Some 700,000 of them arrived in Bangladesh after the latest military crackdown on the stateless minority started in August last year.

The report points out the risks of communicable diseases, fires, community tensions and sexual violence in packed areas.

The average space in the mega-camp section of Cox’s Bazar is 10.7 square meters per person, compared to a refugee camp standard of 45 square meters per person.

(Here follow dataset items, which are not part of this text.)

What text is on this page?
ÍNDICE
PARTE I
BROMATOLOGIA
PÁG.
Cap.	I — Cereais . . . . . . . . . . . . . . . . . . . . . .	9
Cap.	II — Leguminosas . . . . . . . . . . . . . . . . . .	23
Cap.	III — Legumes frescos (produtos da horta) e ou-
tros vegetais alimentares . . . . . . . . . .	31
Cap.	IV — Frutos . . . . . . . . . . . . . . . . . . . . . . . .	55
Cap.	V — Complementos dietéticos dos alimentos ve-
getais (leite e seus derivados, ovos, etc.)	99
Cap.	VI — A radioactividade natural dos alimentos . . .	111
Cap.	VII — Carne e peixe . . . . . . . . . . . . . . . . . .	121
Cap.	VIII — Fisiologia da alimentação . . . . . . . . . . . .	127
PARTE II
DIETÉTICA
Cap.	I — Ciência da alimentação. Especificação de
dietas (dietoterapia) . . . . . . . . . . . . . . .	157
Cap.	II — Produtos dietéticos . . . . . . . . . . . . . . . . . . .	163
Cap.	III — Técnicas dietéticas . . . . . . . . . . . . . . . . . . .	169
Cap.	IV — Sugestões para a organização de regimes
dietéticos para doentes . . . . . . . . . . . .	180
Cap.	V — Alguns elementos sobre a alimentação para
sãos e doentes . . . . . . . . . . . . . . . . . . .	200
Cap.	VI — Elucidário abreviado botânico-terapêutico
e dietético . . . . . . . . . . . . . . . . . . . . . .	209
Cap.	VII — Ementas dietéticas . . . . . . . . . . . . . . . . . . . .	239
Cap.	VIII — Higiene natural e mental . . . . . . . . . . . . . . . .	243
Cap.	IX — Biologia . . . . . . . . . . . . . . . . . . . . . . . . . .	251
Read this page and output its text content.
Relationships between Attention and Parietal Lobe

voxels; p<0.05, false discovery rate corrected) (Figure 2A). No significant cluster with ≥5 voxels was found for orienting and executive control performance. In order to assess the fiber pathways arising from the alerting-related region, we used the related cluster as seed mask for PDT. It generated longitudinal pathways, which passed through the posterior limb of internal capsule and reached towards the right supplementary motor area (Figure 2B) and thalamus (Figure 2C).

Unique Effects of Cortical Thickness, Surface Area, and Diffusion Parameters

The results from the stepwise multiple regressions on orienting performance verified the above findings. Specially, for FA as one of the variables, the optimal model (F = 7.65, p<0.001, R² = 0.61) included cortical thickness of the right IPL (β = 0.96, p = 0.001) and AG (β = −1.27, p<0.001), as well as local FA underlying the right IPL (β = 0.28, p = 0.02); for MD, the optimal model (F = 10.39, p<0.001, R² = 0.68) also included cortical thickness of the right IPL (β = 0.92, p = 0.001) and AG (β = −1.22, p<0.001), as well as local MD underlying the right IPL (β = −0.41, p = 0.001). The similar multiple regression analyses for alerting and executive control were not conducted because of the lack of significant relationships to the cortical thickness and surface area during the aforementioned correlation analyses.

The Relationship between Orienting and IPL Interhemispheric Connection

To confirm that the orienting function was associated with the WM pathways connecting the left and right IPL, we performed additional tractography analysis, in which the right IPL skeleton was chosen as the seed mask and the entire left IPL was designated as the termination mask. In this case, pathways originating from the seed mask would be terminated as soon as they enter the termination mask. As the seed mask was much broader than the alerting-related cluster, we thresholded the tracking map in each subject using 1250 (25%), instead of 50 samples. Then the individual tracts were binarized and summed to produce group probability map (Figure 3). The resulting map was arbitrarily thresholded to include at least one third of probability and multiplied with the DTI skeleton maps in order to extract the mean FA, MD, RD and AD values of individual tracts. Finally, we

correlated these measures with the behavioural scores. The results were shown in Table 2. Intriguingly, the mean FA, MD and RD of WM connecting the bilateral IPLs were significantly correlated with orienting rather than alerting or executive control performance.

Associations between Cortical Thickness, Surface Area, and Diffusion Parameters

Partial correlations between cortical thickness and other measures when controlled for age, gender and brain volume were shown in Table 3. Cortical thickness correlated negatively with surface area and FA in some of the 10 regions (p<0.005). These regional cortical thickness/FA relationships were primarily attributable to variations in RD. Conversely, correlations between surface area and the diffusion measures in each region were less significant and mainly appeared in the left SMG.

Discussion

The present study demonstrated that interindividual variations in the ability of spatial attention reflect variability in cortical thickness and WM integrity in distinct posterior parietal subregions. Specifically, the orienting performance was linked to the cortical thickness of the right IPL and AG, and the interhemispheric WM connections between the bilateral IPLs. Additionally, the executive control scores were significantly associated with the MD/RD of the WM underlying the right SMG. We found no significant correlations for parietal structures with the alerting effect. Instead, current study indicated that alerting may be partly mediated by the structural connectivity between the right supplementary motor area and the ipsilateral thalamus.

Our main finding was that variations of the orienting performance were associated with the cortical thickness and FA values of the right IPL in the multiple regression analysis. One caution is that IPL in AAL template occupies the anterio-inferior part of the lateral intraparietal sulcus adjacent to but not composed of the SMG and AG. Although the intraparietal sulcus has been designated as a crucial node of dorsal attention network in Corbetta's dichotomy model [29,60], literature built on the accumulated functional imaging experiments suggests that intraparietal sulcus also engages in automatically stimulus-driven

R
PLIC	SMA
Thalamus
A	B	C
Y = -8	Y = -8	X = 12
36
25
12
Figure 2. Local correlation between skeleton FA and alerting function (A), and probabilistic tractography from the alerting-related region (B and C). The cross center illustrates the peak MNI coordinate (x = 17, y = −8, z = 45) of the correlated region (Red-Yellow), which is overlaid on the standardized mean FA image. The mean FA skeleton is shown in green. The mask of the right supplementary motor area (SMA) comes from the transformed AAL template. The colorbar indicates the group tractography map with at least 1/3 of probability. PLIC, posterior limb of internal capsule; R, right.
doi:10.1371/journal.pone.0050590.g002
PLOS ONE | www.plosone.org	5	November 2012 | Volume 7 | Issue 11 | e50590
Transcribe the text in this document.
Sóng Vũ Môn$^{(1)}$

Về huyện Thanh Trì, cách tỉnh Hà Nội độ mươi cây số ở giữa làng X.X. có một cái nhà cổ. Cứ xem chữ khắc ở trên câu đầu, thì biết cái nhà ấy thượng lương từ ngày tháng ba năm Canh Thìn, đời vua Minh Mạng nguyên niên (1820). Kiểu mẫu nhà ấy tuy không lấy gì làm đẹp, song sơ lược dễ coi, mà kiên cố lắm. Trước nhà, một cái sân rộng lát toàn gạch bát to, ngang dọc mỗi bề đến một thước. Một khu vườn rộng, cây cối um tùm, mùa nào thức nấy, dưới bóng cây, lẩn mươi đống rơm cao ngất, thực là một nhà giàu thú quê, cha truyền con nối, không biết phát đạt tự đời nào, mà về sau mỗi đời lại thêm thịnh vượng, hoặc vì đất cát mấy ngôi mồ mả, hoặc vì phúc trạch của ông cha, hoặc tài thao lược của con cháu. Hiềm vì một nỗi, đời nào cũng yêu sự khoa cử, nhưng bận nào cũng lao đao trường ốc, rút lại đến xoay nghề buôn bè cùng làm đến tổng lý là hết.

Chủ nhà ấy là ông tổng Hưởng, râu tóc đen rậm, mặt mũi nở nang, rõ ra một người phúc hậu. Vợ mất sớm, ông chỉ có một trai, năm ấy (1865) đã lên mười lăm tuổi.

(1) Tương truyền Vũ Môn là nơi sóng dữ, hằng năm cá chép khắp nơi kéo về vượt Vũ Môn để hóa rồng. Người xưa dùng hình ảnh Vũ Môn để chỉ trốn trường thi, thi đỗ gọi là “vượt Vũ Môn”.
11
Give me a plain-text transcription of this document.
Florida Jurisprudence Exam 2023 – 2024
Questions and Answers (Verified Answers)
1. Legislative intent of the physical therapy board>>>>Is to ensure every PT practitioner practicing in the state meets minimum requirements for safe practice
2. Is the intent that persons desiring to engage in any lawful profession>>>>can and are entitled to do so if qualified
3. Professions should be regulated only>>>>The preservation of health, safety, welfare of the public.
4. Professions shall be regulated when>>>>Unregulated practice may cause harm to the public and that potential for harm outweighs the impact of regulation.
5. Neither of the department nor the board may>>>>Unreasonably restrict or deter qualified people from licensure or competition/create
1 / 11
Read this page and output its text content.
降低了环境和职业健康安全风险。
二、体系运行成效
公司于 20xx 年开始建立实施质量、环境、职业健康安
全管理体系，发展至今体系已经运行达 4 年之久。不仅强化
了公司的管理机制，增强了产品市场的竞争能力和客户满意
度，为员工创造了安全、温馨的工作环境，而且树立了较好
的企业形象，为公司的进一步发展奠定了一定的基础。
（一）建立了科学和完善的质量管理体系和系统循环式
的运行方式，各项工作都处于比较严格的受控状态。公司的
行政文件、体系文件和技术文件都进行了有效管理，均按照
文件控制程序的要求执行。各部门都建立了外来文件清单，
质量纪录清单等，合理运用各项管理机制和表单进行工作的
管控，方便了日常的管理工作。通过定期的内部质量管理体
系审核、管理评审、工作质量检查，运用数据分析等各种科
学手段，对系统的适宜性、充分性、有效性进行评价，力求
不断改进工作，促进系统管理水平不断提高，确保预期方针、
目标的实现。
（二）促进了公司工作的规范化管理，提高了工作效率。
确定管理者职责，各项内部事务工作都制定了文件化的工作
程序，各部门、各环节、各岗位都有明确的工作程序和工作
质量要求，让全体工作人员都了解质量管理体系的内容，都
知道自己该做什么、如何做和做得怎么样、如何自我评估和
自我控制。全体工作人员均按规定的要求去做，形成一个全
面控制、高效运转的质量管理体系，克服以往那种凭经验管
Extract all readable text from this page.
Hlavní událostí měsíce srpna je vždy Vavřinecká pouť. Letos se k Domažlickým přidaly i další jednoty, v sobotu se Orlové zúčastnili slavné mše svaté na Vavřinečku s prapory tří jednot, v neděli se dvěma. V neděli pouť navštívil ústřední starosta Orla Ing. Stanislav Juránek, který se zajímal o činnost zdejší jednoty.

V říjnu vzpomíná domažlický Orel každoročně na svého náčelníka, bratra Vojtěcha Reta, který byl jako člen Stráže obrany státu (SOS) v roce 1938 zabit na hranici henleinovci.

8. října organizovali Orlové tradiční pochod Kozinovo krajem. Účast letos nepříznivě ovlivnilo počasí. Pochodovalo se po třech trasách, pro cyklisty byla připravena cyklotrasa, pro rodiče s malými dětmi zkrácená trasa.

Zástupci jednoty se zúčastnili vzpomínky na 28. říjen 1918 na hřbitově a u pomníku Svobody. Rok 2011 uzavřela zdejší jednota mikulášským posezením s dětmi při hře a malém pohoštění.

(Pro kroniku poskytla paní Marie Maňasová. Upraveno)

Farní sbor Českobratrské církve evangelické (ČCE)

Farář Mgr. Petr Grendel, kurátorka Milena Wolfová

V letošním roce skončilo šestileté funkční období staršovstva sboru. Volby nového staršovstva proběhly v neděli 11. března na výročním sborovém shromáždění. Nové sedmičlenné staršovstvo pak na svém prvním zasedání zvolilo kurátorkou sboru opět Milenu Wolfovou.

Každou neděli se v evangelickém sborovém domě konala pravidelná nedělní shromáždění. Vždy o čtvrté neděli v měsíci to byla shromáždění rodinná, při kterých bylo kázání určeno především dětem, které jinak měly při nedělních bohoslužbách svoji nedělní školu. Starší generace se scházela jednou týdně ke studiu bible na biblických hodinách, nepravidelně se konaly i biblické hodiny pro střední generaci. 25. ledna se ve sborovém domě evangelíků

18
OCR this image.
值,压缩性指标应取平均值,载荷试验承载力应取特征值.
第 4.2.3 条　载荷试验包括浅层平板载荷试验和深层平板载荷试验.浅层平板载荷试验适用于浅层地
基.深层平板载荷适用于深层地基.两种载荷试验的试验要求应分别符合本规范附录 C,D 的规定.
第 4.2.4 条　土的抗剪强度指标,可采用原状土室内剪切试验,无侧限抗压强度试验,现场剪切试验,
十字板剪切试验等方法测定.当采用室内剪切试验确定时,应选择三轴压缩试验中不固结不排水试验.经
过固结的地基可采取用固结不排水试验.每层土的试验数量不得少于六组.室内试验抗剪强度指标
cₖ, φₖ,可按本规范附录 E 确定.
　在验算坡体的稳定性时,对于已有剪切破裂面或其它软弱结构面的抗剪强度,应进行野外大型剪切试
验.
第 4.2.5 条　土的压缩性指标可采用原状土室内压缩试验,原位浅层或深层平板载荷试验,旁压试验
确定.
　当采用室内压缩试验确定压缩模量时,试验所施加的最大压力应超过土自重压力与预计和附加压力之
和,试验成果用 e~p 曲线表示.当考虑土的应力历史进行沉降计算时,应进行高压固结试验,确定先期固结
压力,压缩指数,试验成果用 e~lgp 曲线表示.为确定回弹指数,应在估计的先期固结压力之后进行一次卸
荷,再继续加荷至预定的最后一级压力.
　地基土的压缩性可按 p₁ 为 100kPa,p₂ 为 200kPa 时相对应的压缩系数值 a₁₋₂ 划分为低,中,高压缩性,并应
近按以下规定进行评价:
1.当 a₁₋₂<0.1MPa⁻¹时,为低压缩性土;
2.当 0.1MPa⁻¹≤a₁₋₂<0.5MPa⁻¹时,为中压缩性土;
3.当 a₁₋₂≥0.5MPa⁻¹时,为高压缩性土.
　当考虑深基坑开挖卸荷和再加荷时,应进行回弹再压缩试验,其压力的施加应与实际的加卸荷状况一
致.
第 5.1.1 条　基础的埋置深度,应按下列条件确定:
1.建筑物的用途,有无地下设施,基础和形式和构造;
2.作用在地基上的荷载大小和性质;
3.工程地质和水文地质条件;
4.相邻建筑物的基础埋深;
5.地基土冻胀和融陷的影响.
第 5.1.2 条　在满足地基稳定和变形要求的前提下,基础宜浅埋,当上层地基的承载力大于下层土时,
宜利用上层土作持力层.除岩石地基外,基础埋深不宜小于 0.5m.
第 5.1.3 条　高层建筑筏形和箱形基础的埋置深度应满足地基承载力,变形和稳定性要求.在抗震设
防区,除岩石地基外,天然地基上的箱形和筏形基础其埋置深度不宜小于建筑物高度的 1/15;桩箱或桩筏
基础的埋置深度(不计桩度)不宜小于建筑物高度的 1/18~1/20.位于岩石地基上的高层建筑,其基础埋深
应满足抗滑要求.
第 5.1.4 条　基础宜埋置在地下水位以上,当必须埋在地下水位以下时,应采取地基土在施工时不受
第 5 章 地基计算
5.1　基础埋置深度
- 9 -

“It’s an incubation for contagious disease, for social dysfunction, domestic violence for example, and things like fire,” Bill Frelick,

refugee rights director at HRW, told reporters while unveiling the report dubbed, “‘Bangladesh Is Not My Country’: The Plight of Rohingya Refugees from Myanmar.”

“Immediately what is needed is relocation,” he insisted.

HRW said it had identified six feasible sites that could accommodate 263,000 refugees living in dire conditions.

It warned, however, against moving the refugees to an uninhabitable island in the Bay of Bengal called Bhasan Char amid reports of such a plan.

Other recommendations by HRW were for Bangladeshi authorities to provide the Rohingya Muslims forced out of Myanmar with legal refugee status, freedom of movement as well as cyclone shelters.

The report called for greater contributions from donor governments, agencies and NGOs to help improve the conditions. It said an appeal for $136.6 million for shelter and non-food items was only 14 percent funded as of last month.